Meine ersten beiden Außenlandungen

Geschrieben von Webmaster am .

"Eigentlich sollte der Titel dieses Berichts „Mein 50 km Flug“ lauten, aber dann hätte ich sicher nicht so viel gelernt…" konstatiert Aylin Meine am Abend, als der Anhänger wieder auf dem Hof steht. Die Umstehenden wissen, dass sie noch am Vormittag losgezogen ist, um mit dem Astir den letzten Schritt vor der Lizenzprüfung zu absolvieren: Einen selbst vorbereiteten und außerhalb der Sichtweite der Fluglehrer durchgeführten Streckenflug über mindestens 50km.

Frohen Mutes kurz bevor es losgeht

Dieses Vorhaben ging dann nicht ganz so nach Plan, wie anfangs gedacht. "Jetzt traue ich mir zu, fast überall zu landen" ist sich Aylin sicher. Wie es dazu kam? Lest selbst ihren Bericht...

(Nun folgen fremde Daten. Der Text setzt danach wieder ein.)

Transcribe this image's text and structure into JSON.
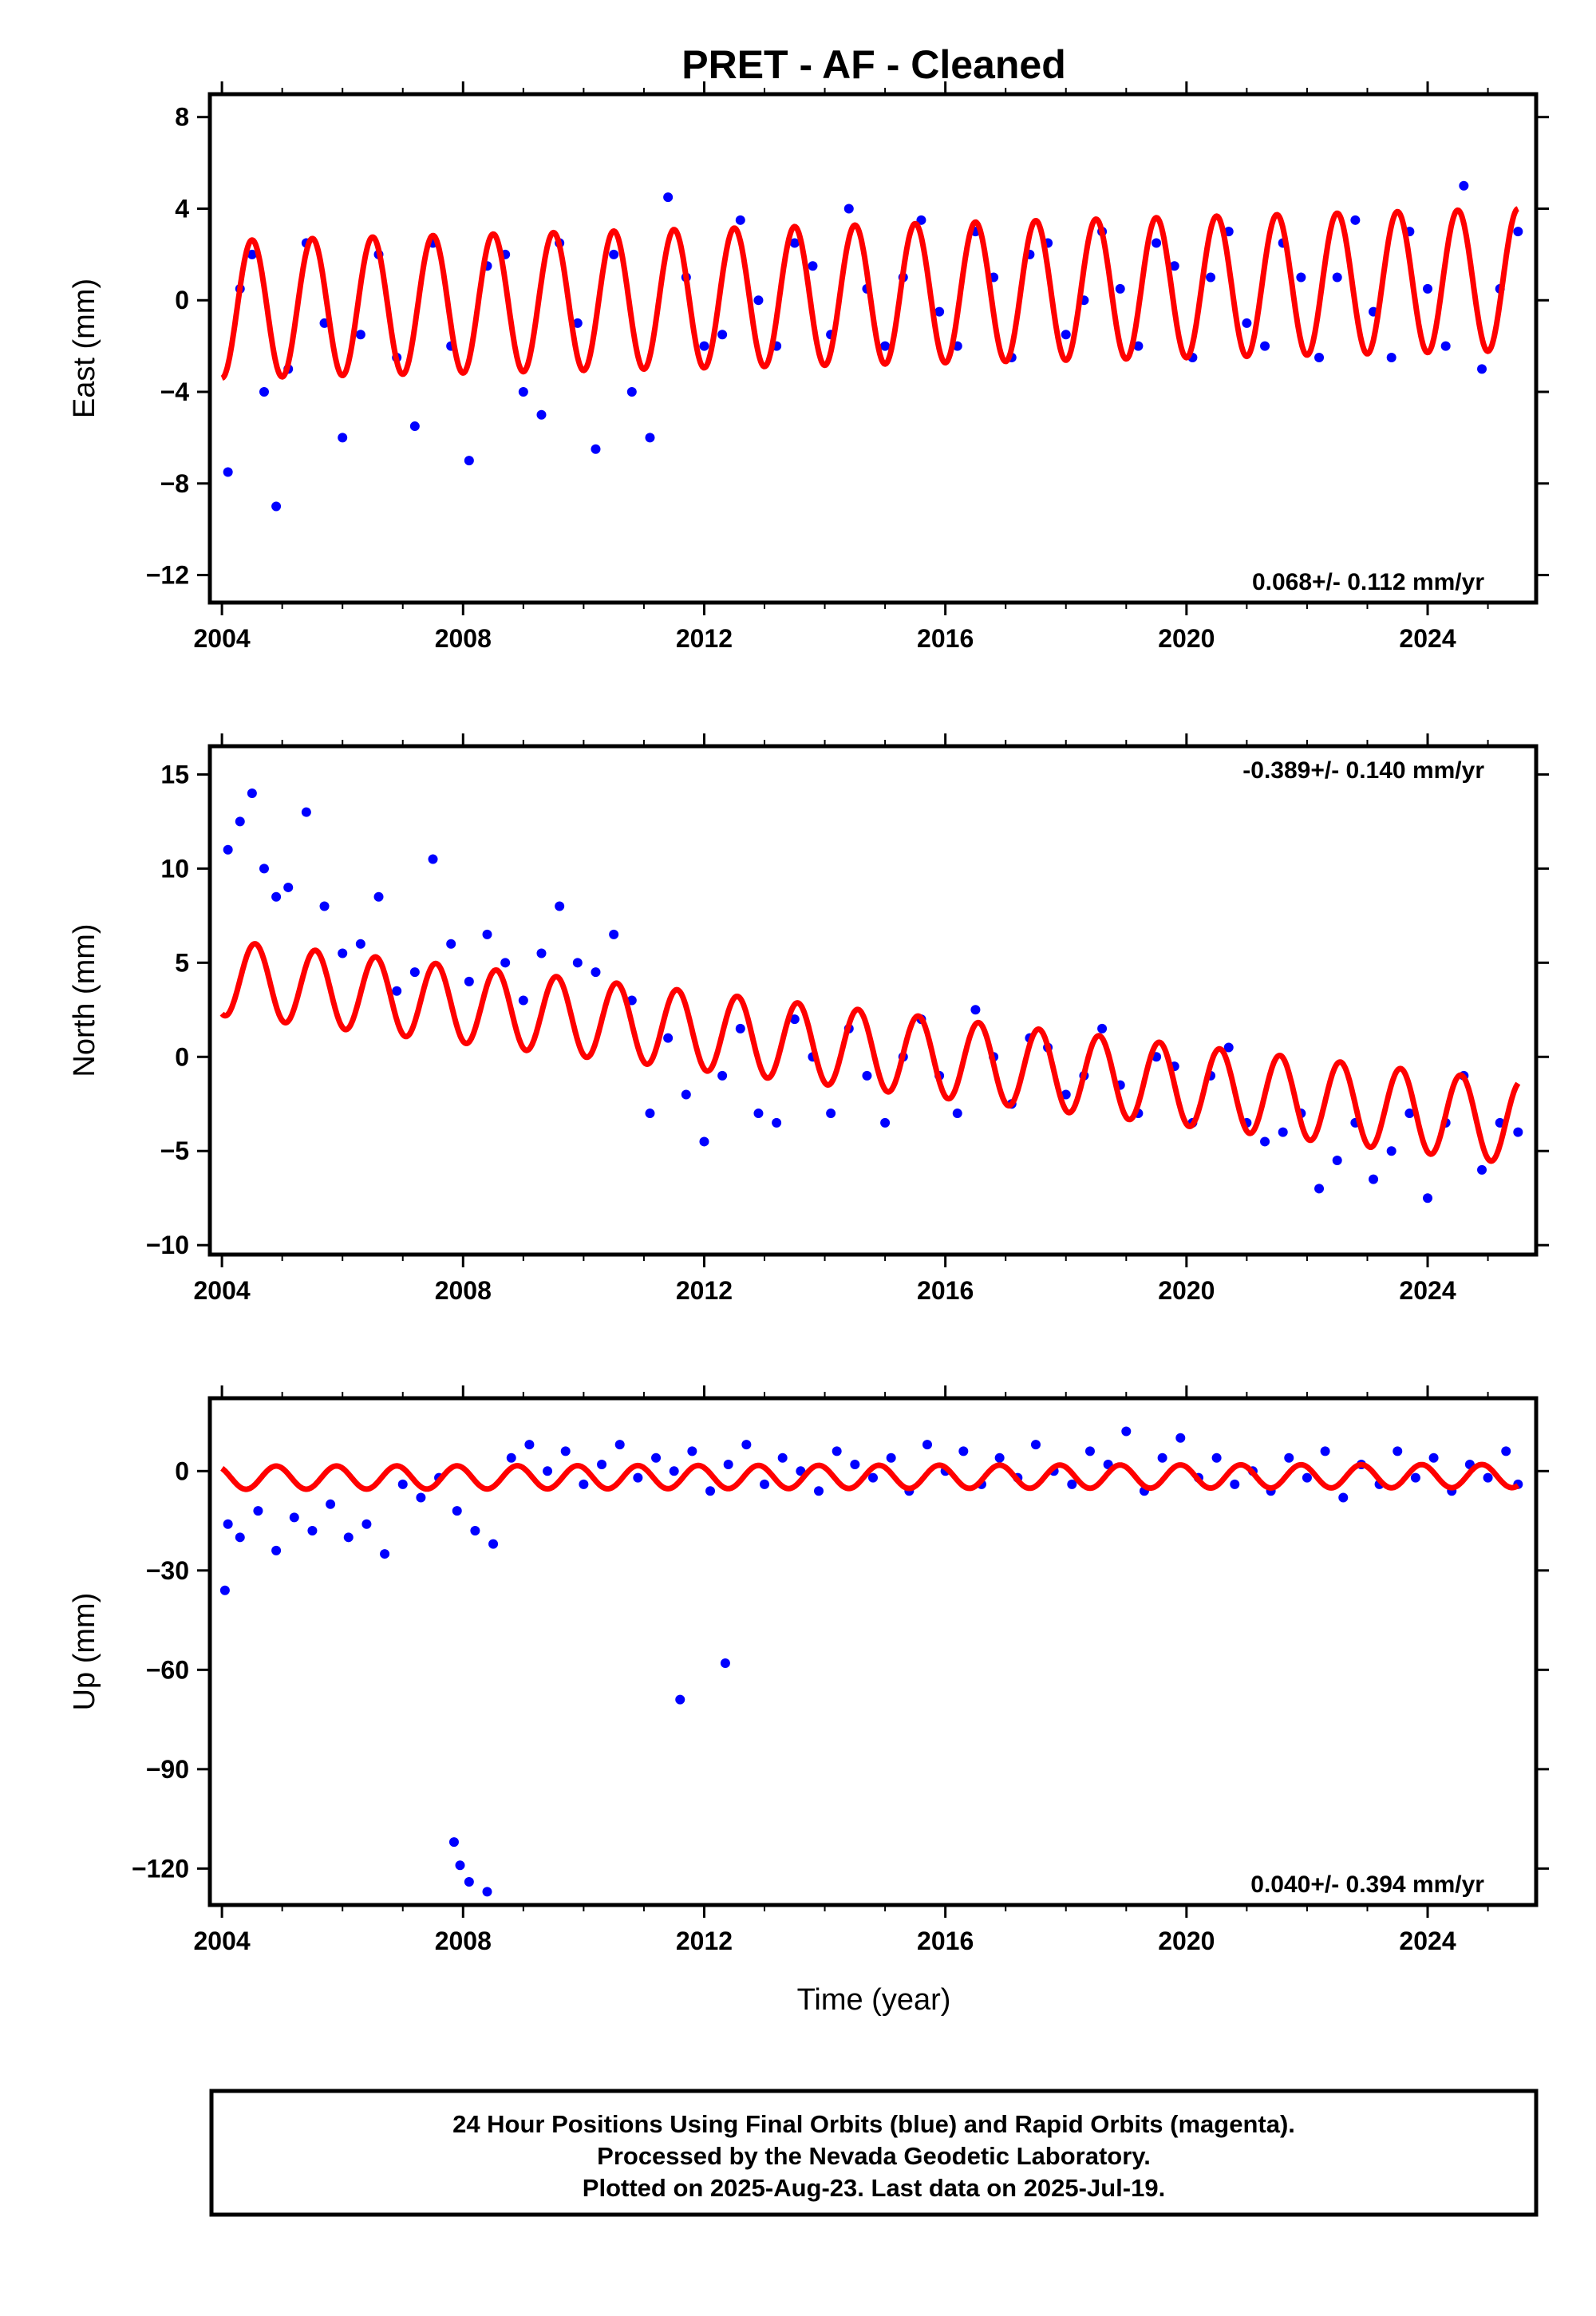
{
  "chart_data": {
    "type": "scatter",
    "title": "PRET  - AF - Cleaned",
    "xlabel": "Time (year)",
    "xlim": [
      2003.8,
      2025.8
    ],
    "x_ticks": [
      2004,
      2008,
      2012,
      2016,
      2020,
      2024
    ],
    "colors": {
      "observed": "#0000ff",
      "model": "#ff0000",
      "frame": "#000000"
    },
    "panels": [
      {
        "id": "east",
        "ylabel": "East (mm)",
        "ylim": [
          -13.2,
          9.0
        ],
        "y_ticks": [
          8,
          4,
          0,
          -4,
          -8,
          -12
        ],
        "y_tick_labels": [
          "8",
          "4",
          "0",
          "−4",
          "−8",
          "−12"
        ],
        "rate_text": "0.068+/- 0.112 mm/yr",
        "rate_position": "bottom-right",
        "series": [
          {
            "type": "scatter",
            "color": "#0000ff",
            "x": [
              2004.1,
              2004.3,
              2004.5,
              2004.7,
              2004.9,
              2005.1,
              2005.4,
              2005.7,
              2006.0,
              2006.3,
              2006.6,
              2006.9,
              2007.2,
              2007.5,
              2007.8,
              2008.1,
              2008.4,
              2008.7,
              2009.0,
              2009.3,
              2009.6,
              2009.9,
              2010.2,
              2010.5,
              2010.8,
              2011.1,
              2011.4,
              2011.7,
              2012.0,
              2012.3,
              2012.6,
              2012.9,
              2013.2,
              2013.5,
              2013.8,
              2014.1,
              2014.4,
              2014.7,
              2015.0,
              2015.3,
              2015.6,
              2015.9,
              2016.2,
              2016.5,
              2016.8,
              2017.1,
              2017.4,
              2017.7,
              2018.0,
              2018.3,
              2018.6,
              2018.9,
              2019.2,
              2019.5,
              2019.8,
              2020.1,
              2020.4,
              2020.7,
              2021.0,
              2021.3,
              2021.6,
              2021.9,
              2022.2,
              2022.5,
              2022.8,
              2023.1,
              2023.4,
              2023.7,
              2024.0,
              2024.3,
              2024.6,
              2024.9,
              2025.2,
              2025.5
            ],
            "y": [
              -7.5,
              0.5,
              2.0,
              -4.0,
              -9.0,
              -3.0,
              2.5,
              -1.0,
              -6.0,
              -1.5,
              2.0,
              -2.5,
              -5.5,
              2.5,
              -2.0,
              -7.0,
              1.5,
              2.0,
              -4.0,
              -5.0,
              2.5,
              -1.0,
              -6.5,
              2.0,
              -4.0,
              -6.0,
              4.5,
              1.0,
              -2.0,
              -1.5,
              3.5,
              0.0,
              -2.0,
              2.5,
              1.5,
              -1.5,
              4.0,
              0.5,
              -2.0,
              1.0,
              3.5,
              -0.5,
              -2.0,
              3.0,
              1.0,
              -2.5,
              2.0,
              2.5,
              -1.5,
              0.0,
              3.0,
              0.5,
              -2.0,
              2.5,
              1.5,
              -2.5,
              1.0,
              3.0,
              -1.0,
              -2.0,
              2.5,
              1.0,
              -2.5,
              1.0,
              3.5,
              -0.5,
              -2.5,
              3.0,
              0.5,
              -2.0,
              5.0,
              -3.0,
              0.5,
              3.0
            ]
          },
          {
            "type": "line",
            "color": "#ff0000",
            "seasonal": true,
            "x": [
              2004.0,
              2025.5
            ],
            "mean": [
              -0.4,
              0.9
            ],
            "amplitude": [
              3.0,
              3.1
            ],
            "peak_phase": 0.5
          }
        ]
      },
      {
        "id": "north",
        "ylabel": "North (mm)",
        "ylim": [
          -10.5,
          16.5
        ],
        "y_ticks": [
          15,
          10,
          5,
          0,
          -5,
          -10
        ],
        "y_tick_labels": [
          "15",
          "10",
          "5",
          "0",
          "−5",
          "−10"
        ],
        "rate_text": "-0.389+/- 0.140 mm/yr",
        "rate_position": "top-right",
        "series": [
          {
            "type": "scatter",
            "color": "#0000ff",
            "x": [
              2004.1,
              2004.3,
              2004.5,
              2004.7,
              2004.9,
              2005.1,
              2005.4,
              2005.7,
              2006.0,
              2006.3,
              2006.6,
              2006.9,
              2007.2,
              2007.5,
              2007.8,
              2008.1,
              2008.4,
              2008.7,
              2009.0,
              2009.3,
              2009.6,
              2009.9,
              2010.2,
              2010.5,
              2010.8,
              2011.1,
              2011.4,
              2011.7,
              2012.0,
              2012.3,
              2012.6,
              2012.9,
              2013.2,
              2013.5,
              2013.8,
              2014.1,
              2014.4,
              2014.7,
              2015.0,
              2015.3,
              2015.6,
              2015.9,
              2016.2,
              2016.5,
              2016.8,
              2017.1,
              2017.4,
              2017.7,
              2018.0,
              2018.3,
              2018.6,
              2018.9,
              2019.2,
              2019.5,
              2019.8,
              2020.1,
              2020.4,
              2020.7,
              2021.0,
              2021.3,
              2021.6,
              2021.9,
              2022.2,
              2022.5,
              2022.8,
              2023.1,
              2023.4,
              2023.7,
              2024.0,
              2024.3,
              2024.6,
              2024.9,
              2025.2,
              2025.5
            ],
            "y": [
              11.0,
              12.5,
              14.0,
              10.0,
              8.5,
              9.0,
              13.0,
              8.0,
              5.5,
              6.0,
              8.5,
              3.5,
              4.5,
              10.5,
              6.0,
              4.0,
              6.5,
              5.0,
              3.0,
              5.5,
              8.0,
              5.0,
              4.5,
              6.5,
              3.0,
              -3.0,
              1.0,
              -2.0,
              -4.5,
              -1.0,
              1.5,
              -3.0,
              -3.5,
              2.0,
              0.0,
              -3.0,
              1.5,
              -1.0,
              -3.5,
              0.0,
              2.0,
              -1.0,
              -3.0,
              2.5,
              0.0,
              -2.5,
              1.0,
              0.5,
              -2.0,
              -1.0,
              1.5,
              -1.5,
              -3.0,
              0.0,
              -0.5,
              -3.5,
              -1.0,
              0.5,
              -3.5,
              -4.5,
              -4.0,
              -3.0,
              -7.0,
              -5.5,
              -3.5,
              -6.5,
              -5.0,
              -3.0,
              -7.5,
              -3.5,
              -1.0,
              -6.0,
              -3.5,
              -4.0
            ]
          },
          {
            "type": "line",
            "color": "#ff0000",
            "seasonal": true,
            "x": [
              2004.0,
              2025.5
            ],
            "mean": [
              4.2,
              -3.5
            ],
            "amplitude": [
              2.0,
              2.2
            ],
            "peak_phase": 0.55
          }
        ]
      },
      {
        "id": "up",
        "ylabel": "Up (mm)",
        "ylim": [
          -131,
          22
        ],
        "y_ticks": [
          0,
          -30,
          -60,
          -90,
          -120
        ],
        "y_tick_labels": [
          "0",
          "−30",
          "−60",
          "−90",
          "−120"
        ],
        "rate_text": "0.040+/- 0.394 mm/yr",
        "rate_position": "bottom-right",
        "series": [
          {
            "type": "scatter",
            "color": "#0000ff",
            "x": [
              2004.1,
              2004.3,
              2004.6,
              2004.9,
              2005.2,
              2005.5,
              2005.8,
              2006.1,
              2006.4,
              2006.7,
              2007.0,
              2007.3,
              2007.6,
              2007.9,
              2008.2,
              2008.5,
              2008.8,
              2009.1,
              2009.4,
              2009.7,
              2010.0,
              2010.3,
              2010.6,
              2010.9,
              2011.2,
              2011.5,
              2011.8,
              2012.1,
              2012.4,
              2012.7,
              2013.0,
              2013.3,
              2013.6,
              2013.9,
              2014.2,
              2014.5,
              2014.8,
              2015.1,
              2015.4,
              2015.7,
              2016.0,
              2016.3,
              2016.6,
              2016.9,
              2017.2,
              2017.5,
              2017.8,
              2018.1,
              2018.4,
              2018.7,
              2019.0,
              2019.3,
              2019.6,
              2019.9,
              2020.2,
              2020.5,
              2020.8,
              2021.1,
              2021.4,
              2021.7,
              2022.0,
              2022.3,
              2022.6,
              2022.9,
              2023.2,
              2023.5,
              2023.8,
              2024.1,
              2024.4,
              2024.7,
              2025.0,
              2025.3,
              2025.5,
              2004.05,
              2007.85,
              2007.95,
              2008.1,
              2008.4,
              2011.6,
              2012.35
            ],
            "y": [
              -16,
              -20,
              -12,
              -24,
              -14,
              -18,
              -10,
              -20,
              -16,
              -25,
              -4,
              -8,
              -2,
              -12,
              -18,
              -22,
              4,
              8,
              0,
              6,
              -4,
              2,
              8,
              -2,
              4,
              0,
              6,
              -6,
              2,
              8,
              -4,
              4,
              0,
              -6,
              6,
              2,
              -2,
              4,
              -6,
              8,
              0,
              6,
              -4,
              4,
              -2,
              8,
              0,
              -4,
              6,
              2,
              12,
              -6,
              4,
              10,
              -2,
              4,
              -4,
              0,
              -6,
              4,
              -2,
              6,
              -8,
              2,
              -4,
              6,
              -2,
              4,
              -6,
              2,
              -2,
              6,
              -4,
              -36,
              -112,
              -119,
              -124,
              -127,
              -69,
              -58
            ]
          },
          {
            "type": "line",
            "color": "#ff0000",
            "seasonal": true,
            "x": [
              2004.0,
              2025.5
            ],
            "mean": [
              -2.0,
              -1.5
            ],
            "amplitude": [
              3.5,
              3.5
            ],
            "peak_phase": 0.9
          }
        ]
      }
    ]
  },
  "footer": {
    "lines": [
      "24 Hour Positions Using Final Orbits (blue) and Rapid Orbits (magenta).",
      "Processed by the Nevada Geodetic Laboratory.",
      "Plotted on 2025-Aug-23. Last data on 2025-Jul-19."
    ]
  }
}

 Meine zwei ersten Außenlandungen

 Eigentlich sollte der Titel dieses Berichts „Mein 50 km Flug“ lauten, aber dann hätte ich sicher nicht so viel gelernt…

Aber fangen wir von vorne an. Nachdem ich ich in dieser Saison alle Zeit und Kraft in meine Segelflugausbildung investiert habe, fand ich mich Anfang August plötzlich an dem Punkt meiner Ausbildung wieder, von dem ich einige Zeit dachte: „Da kommst Du nie hin!“: Der 50 km Flug, den ich selbst vorbereite und dann außer Sichtweite meiner Fluglehrer durchführe. Aber tatsächlich fühlte ich mich nun so gut vorbereitet, das Abenteuer angehen zu können. Nach der navigatorischen Einweisung, der Außenlandeübung in der Dimona und einer großartigen meteorologischen Einweisung mit meinem Fluglehrer Jürgen Hagemann nach Stendal, bei der wir nach der Landung in Stendal noch einen Erdbeerkuchen im Restaurant gegessen haben, kann doch fast nichts mehr schiefgehen.

Also bereitete ich mich akribisch auf meinen Flug vor. Ich hatte mir Uelzen in den Kopf gesetzt, das ziemlich direkt nördlich von Wilsche liegt. Mit Google Earth war ich vor dem heimischen PC sicherlich mindestens 50 mal nach Uelzen und wieder zurück geflogen. Natürlich waren Winddreieck, Notams, Wetter und alles was man so braucht vorbereitet. Aber es sollte alles anders kommen - wie immer beim Segelfliegen.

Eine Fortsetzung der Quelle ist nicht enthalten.